Lebih lanjut, Dennies belum bisa memastikan kapan euforia tersebut akan berakhir. Yang pasti, menurut dia, harga IPO BUKA tergolong overvalued. "Secara valuasi saya lihat harga IPO ini bisa dibilang overvalued," katanya ketika dihubungi, Kamis, 5 Agustus 2021.
Dengan tingginya euforia pasar itu, ia memperkirakan, saham BUKA sangat mungkin akan mengalami auto reject atas (ARA) pada hari pertamanya melantai di bursa.
Dari sisi fundamental, perusahaan yang bergerak di bidang e-commerce tersebut masih mencatatkan rugi. Laporan keuangan menyebutkan perseroan masih mencatatkan rugi bersih pada tahun 2020 lalu sebesar Rp 1,35 triliun.
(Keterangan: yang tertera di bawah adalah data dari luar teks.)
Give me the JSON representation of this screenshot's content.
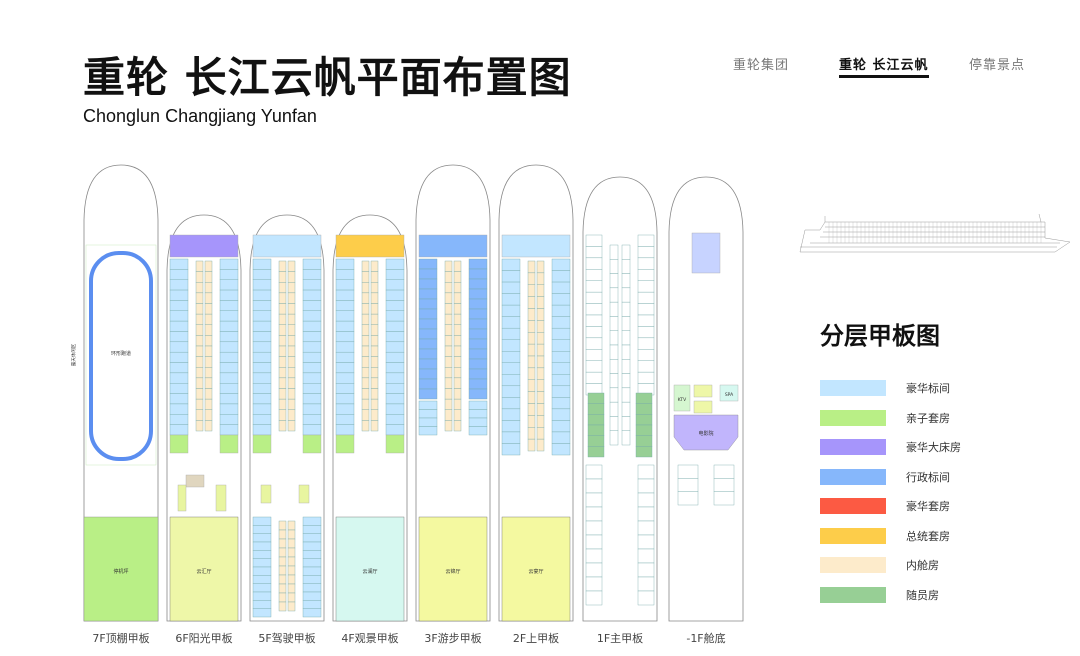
{
  "header": {
    "title": "重轮 长江云帆平面布置图",
    "subtitle": "Chonglun Changjiang Yunfan"
  },
  "nav": [
    {
      "label": "重轮集团",
      "active": false
    },
    {
      "label": "重轮 长江云帆",
      "active": true
    },
    {
      "label": "停靠景点",
      "active": false
    }
  ],
  "decks": [
    {
      "label": "7F顶棚甲板",
      "areas": [
        "环形跑道",
        "露天休闲区",
        "停机坪"
      ]
    },
    {
      "label": "6F阳光甲板",
      "hall": "云汇厅"
    },
    {
      "label": "5F驾驶甲板"
    },
    {
      "label": "4F观景甲板",
      "hall": "云澜厅"
    },
    {
      "label": "3F游步甲板",
      "hall": "云锦厅"
    },
    {
      "label": "2F上甲板",
      "hall": "云宴厅"
    },
    {
      "label": "1F主甲板"
    },
    {
      "label": "-1F舱底",
      "areas": [
        "KTV",
        "SPA",
        "电影院"
      ]
    }
  ],
  "legend": {
    "title": "分层甲板图",
    "items": [
      {
        "label": "豪华标间",
        "color": "#c2e6ff"
      },
      {
        "label": "亲子套房",
        "color": "#b9ef86"
      },
      {
        "label": "豪华大床房",
        "color": "#a695fb"
      },
      {
        "label": "行政标间",
        "color": "#86b7fb"
      },
      {
        "label": "豪华套房",
        "color": "#fc5a43"
      },
      {
        "label": "总统套房",
        "color": "#fdcd4a"
      },
      {
        "label": "内舱房",
        "color": "#fdebcb"
      },
      {
        "label": "随员房",
        "color": "#97cf95"
      }
    ]
  }
}
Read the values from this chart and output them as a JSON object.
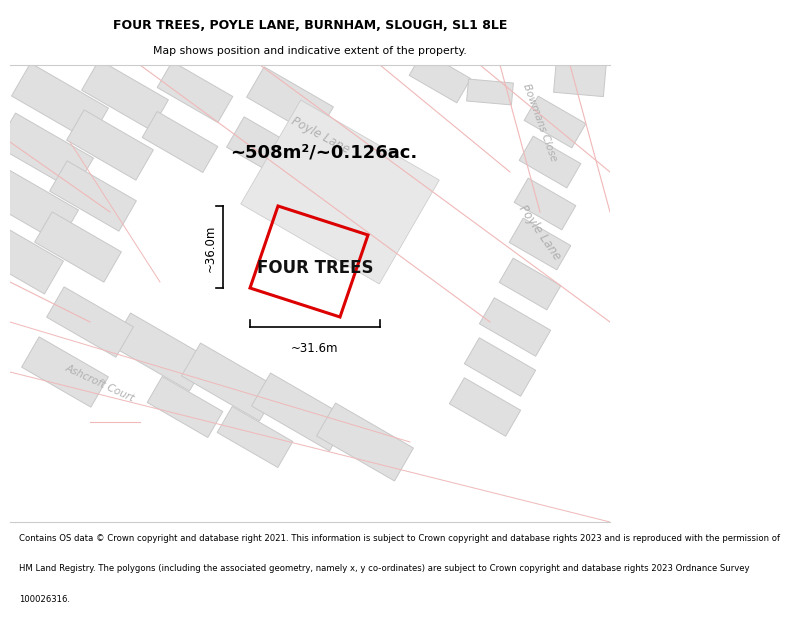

Angka itu turun bila dibandingkan pada tahun 2019 sebesar Rp 2,79 triliun.
Rugi bersih per saham yang dapat diatribusikan kepada pemegang saham entitas induk Rp 171,48, berkurang dari sebelumnya Rp 365,79. Sementara, jumlah saham yang diterbitkan BUKA pada masa penawaran maksimal 25,76 miliar saham atau mewakili 25 persen dari modal ditempatkan dan disetor setelah IPO.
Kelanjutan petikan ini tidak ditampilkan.